The UN-backed Libyan government accused rivals of breaking a ceasefire minutes after it was supposed to take effect, stating if it happened again they would respond violently.
The agreement between Libya's warring eastern and western administrations, if it holds, would mark the first break in fighting in months.
A spokesman for the Libyan Arab Armed Forces, who fight for the eastern authorities, said that the ceasefire took effect early on Sunday, warning that any violations of the ceasefire from the opposing side would be dealt with "severely".
But the UN-backed prime minister of the western government, Fayez Sarraj, conditioned the armistice on rival forces withdrawing from the outskirts of Tripoli - indicating hostilities could continue if this does not happen.

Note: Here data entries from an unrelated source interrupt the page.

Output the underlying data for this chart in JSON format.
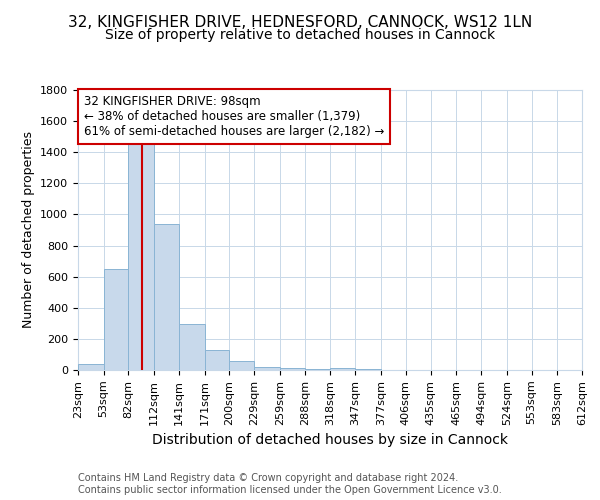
{
  "title1": "32, KINGFISHER DRIVE, HEDNESFORD, CANNOCK, WS12 1LN",
  "title2": "Size of property relative to detached houses in Cannock",
  "xlabel": "Distribution of detached houses by size in Cannock",
  "ylabel": "Number of detached properties",
  "bins": [
    23,
    53,
    82,
    112,
    141,
    171,
    200,
    229,
    259,
    288,
    318,
    347,
    377,
    406,
    435,
    465,
    494,
    524,
    553,
    583,
    612
  ],
  "bar_heights": [
    40,
    650,
    1470,
    940,
    295,
    130,
    60,
    20,
    10,
    5,
    10,
    5,
    0,
    0,
    0,
    0,
    0,
    0,
    0,
    0
  ],
  "bar_color": "#c8d9eb",
  "bar_edgecolor": "#8ab4d4",
  "grid_color": "#c8d8e8",
  "background_color": "#ffffff",
  "red_line_x": 98,
  "ylim": [
    0,
    1800
  ],
  "yticks": [
    0,
    200,
    400,
    600,
    800,
    1000,
    1200,
    1400,
    1600,
    1800
  ],
  "annotation_line1": "32 KINGFISHER DRIVE: 98sqm",
  "annotation_line2": "← 38% of detached houses are smaller (1,379)",
  "annotation_line3": "61% of semi-detached houses are larger (2,182) →",
  "annotation_box_color": "#ffffff",
  "annotation_box_edgecolor": "#cc0000",
  "footer_text": "Contains HM Land Registry data © Crown copyright and database right 2024.\nContains public sector information licensed under the Open Government Licence v3.0.",
  "title1_fontsize": 11,
  "title2_fontsize": 10,
  "xlabel_fontsize": 10,
  "ylabel_fontsize": 9,
  "tick_fontsize": 8,
  "annotation_fontsize": 8.5,
  "footer_fontsize": 7
}
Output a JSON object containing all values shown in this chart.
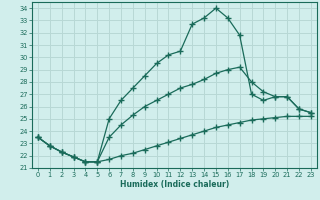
{
  "xlabel": "Humidex (Indice chaleur)",
  "xlim": [
    -0.5,
    23.5
  ],
  "ylim": [
    21,
    34.5
  ],
  "yticks": [
    21,
    22,
    23,
    24,
    25,
    26,
    27,
    28,
    29,
    30,
    31,
    32,
    33,
    34
  ],
  "xticks": [
    0,
    1,
    2,
    3,
    4,
    5,
    6,
    7,
    8,
    9,
    10,
    11,
    12,
    13,
    14,
    15,
    16,
    17,
    18,
    19,
    20,
    21,
    22,
    23
  ],
  "bg_color": "#d1eeec",
  "grid_color": "#b8d8d5",
  "line_color": "#1a6b5a",
  "series1_x": [
    0,
    1,
    2,
    3,
    4,
    5,
    6,
    7,
    8,
    9,
    10,
    11,
    12,
    13,
    14,
    15,
    16,
    17,
    18,
    19,
    20,
    21,
    22,
    23
  ],
  "series1_y": [
    23.5,
    22.8,
    22.3,
    21.9,
    21.5,
    21.5,
    21.7,
    22.0,
    22.2,
    22.5,
    22.8,
    23.1,
    23.4,
    23.7,
    24.0,
    24.3,
    24.5,
    24.7,
    24.9,
    25.0,
    25.1,
    25.2,
    25.2,
    25.2
  ],
  "series2_x": [
    0,
    1,
    2,
    3,
    4,
    5,
    6,
    7,
    8,
    9,
    10,
    11,
    12,
    13,
    14,
    15,
    16,
    17,
    18,
    19,
    20,
    21,
    22,
    23
  ],
  "series2_y": [
    23.5,
    22.8,
    22.3,
    21.9,
    21.5,
    21.5,
    23.5,
    24.5,
    25.3,
    26.0,
    26.5,
    27.0,
    27.5,
    27.8,
    28.2,
    28.7,
    29.0,
    29.2,
    28.0,
    27.2,
    26.8,
    26.8,
    25.8,
    25.5
  ],
  "series3_x": [
    0,
    1,
    2,
    3,
    4,
    5,
    6,
    7,
    8,
    9,
    10,
    11,
    12,
    13,
    14,
    15,
    16,
    17,
    18,
    19,
    20,
    21,
    22,
    23
  ],
  "series3_y": [
    23.5,
    22.8,
    22.3,
    21.9,
    21.5,
    21.5,
    25.0,
    26.5,
    27.5,
    28.5,
    29.5,
    30.2,
    30.5,
    32.7,
    33.2,
    34.0,
    33.2,
    31.8,
    27.0,
    26.5,
    26.8,
    26.8,
    25.8,
    25.5
  ]
}
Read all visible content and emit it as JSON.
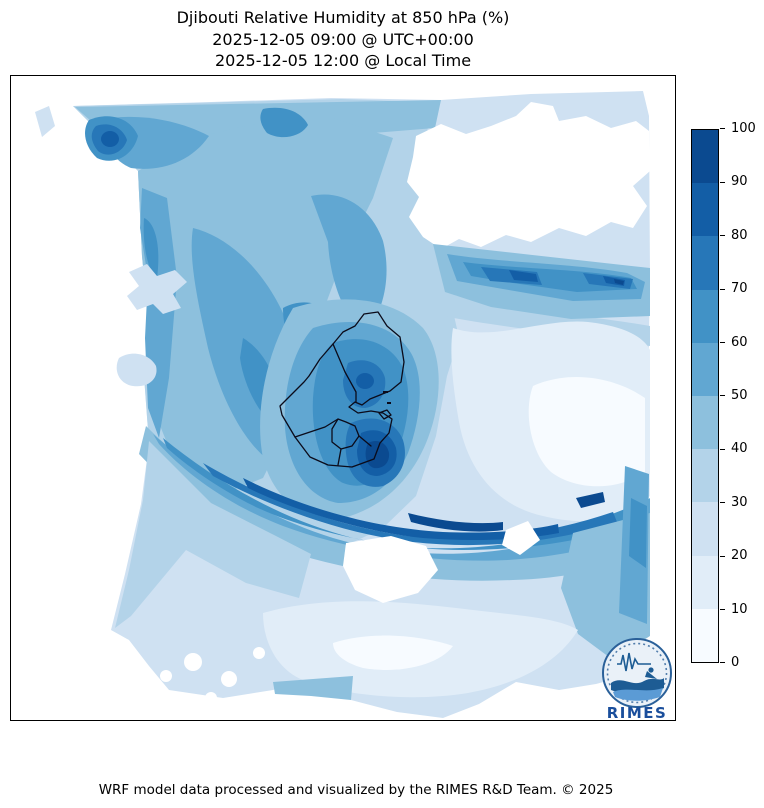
{
  "figure": {
    "title_lines": [
      "Djibouti Relative Humidity at 850 hPa (%)",
      "2025-12-05 09:00 @ UTC+00:00",
      "2025-12-05 12:00 @ Local Time"
    ],
    "footer": "WRF model data processed and visualized by the RIMES R&D Team. © 2025",
    "colorbar": {
      "min": 0,
      "max": 100,
      "ticks": [
        0,
        10,
        20,
        30,
        40,
        50,
        60,
        70,
        80,
        90,
        100
      ],
      "colors": [
        "#f7fbff",
        "#e1edf8",
        "#cfe1f2",
        "#b3d3e9",
        "#8dc0dd",
        "#61a7d2",
        "#4192c6",
        "#2777b8",
        "#135ea6",
        "#0b4a90"
      ],
      "frame_color": "#000000"
    },
    "map": {
      "overlay": "Djibouti national and regional boundaries",
      "boundary_color": "#0b0b1a",
      "no_data_color": "#ffffff"
    },
    "logo": {
      "text": "RIMES",
      "text_color": "#1a4e9c",
      "ring_color": "#2a6099"
    }
  },
  "chart_data": {
    "type": "heatmap",
    "title": "Djibouti Relative Humidity at 850 hPa (%)",
    "variable": "Relative Humidity at 850 hPa",
    "units": "%",
    "valid_time_utc": "2025-12-05 09:00 @ UTC+00:00",
    "valid_time_local": "2025-12-05 12:00 @ Local Time",
    "colorbar_levels": [
      0,
      10,
      20,
      30,
      40,
      50,
      60,
      70,
      80,
      90,
      100
    ],
    "colorbar_colors": [
      "#f7fbff",
      "#e1edf8",
      "#cfe1f2",
      "#b3d3e9",
      "#8dc0dd",
      "#61a7d2",
      "#4192c6",
      "#2777b8",
      "#135ea6",
      "#0b4a90"
    ],
    "legend_position": "right",
    "visible_pattern": [
      {
        "area": "west / northwest of domain",
        "rh_percent": "40-70"
      },
      {
        "area": "dark arc from southwest through southern Djibouti to east edge",
        "rh_percent": "80-100"
      },
      {
        "area": "northeast horizontal band",
        "rh_percent": "70-95"
      },
      {
        "area": "east of Djibouti (pale swath)",
        "rh_percent": "0-20"
      },
      {
        "area": "bottom-center",
        "rh_percent": "0-20"
      },
      {
        "area": "top-right blob, left margin, below-band notch",
        "rh_percent": "no data (white)"
      }
    ]
  }
}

It is not yet clear if Khalifa Haftar, head of the Libyan Arab Armed Forces, will agree to remove his forces from the capital.
Since Haftar's forces launched an offensive in Tripoli in April there have been international efforts to try to contain the crisis.
Libya is governed by duelling authorities, one based in the east which is backed by Haftar and one in Tripoli in the west, led by Sarraj.
The eastern administration is supported by the United Arab Emirates, Egypt, France and Russia while the western government is backed by Turkey, Qatar and Italy.
Earlier this week, Turkish President Recep Tayyip Erdogan and Russia's leader Vladimir Putin released a joint statement calling for a January 12th truce.
This came after Europe launched a diplomatic campaign to try to prevent Libya from becoming a second Syria. Along with the UN, European powers have called for a peace summit to happen in Berlin early this year to bring together the leaders of the rival governments.
Russia and Turkey have been accused of inflaming the conflict by giving military aid to its respective parties.